I did not know the course.
I did not have support people on the course.
I wasn't aware of the exit capabilities.
For me, as a diabetic athlete, this represented the first race I would do without support specific to me and my diabetes along the course or a friend running with me during the race. Up to this ultra, most of my races were at local events in Santa Barbara. Writing about it several years later, I can read how silly that might sound with all the experiences I had gathered up to that moment.
My training went well. I arrived in Bellingham, WA, the evening before and had a chance to visit for a short while with Krissy and other locals involved in the race. It snowed the night before and the morning of the race. The weather forecast did not indicate this would occur. We woke up and located garbage bags to drape over our bodies before the start.
It was magical, the scenery. There was a moment before mile 10, as I passed this small lake, a pond really, serenity consumed me. The nature around me was full of contrast. It was a different perspective, red earth next to lush green vegetation, both draped with a fresh snow coat, next to the water. I paused to take a photo of the lake; it is above. The miles continued to click by. 10, 13, 16, 18, 24, 25, 26, 27, 29, 30... As I finished the race that day, I felt more than just another big chunk of miles checked as done.
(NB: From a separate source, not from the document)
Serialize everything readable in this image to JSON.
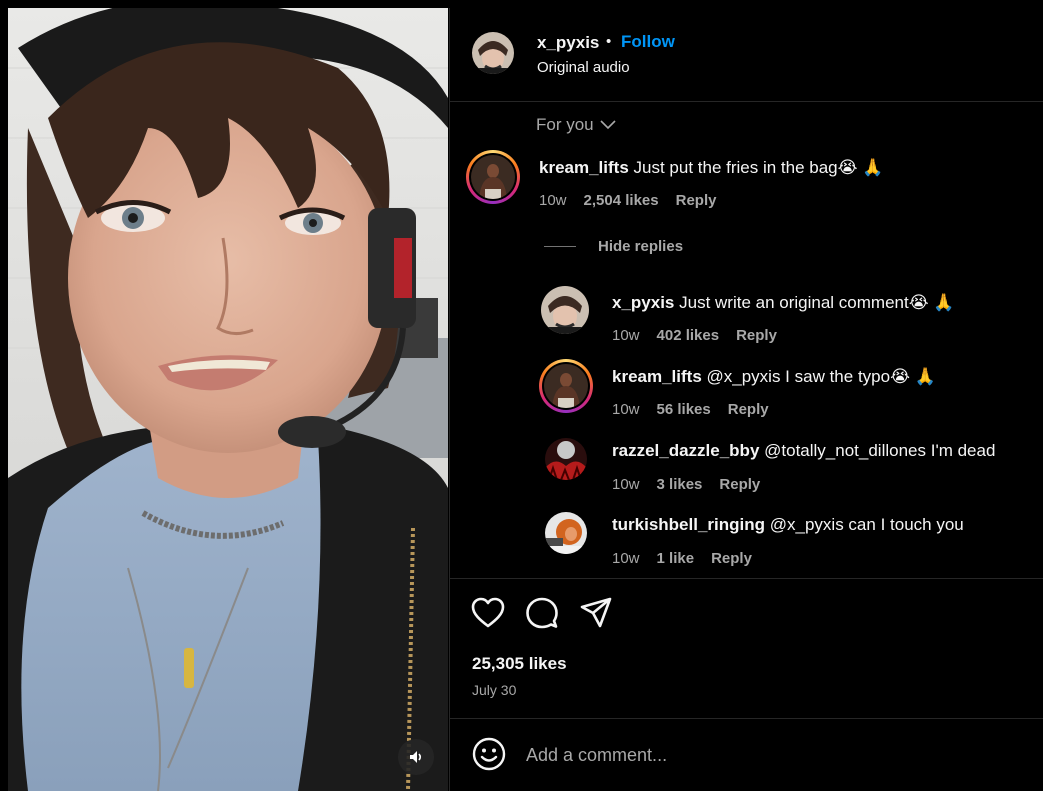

It wasn't about the event; it was about my relationship with myself. Reoccurring, intimate, positive, low-risk interactions are the essentials in building trust in a relationship. That was what I felt after completing the 2011 Chuckanut 50K, a state of being calm, peaceful, and untroubled with a firm belief internally in the reliability, truth, ability, and strength of me. Doors of opportunity for living with diabetes opened that day, a solid win.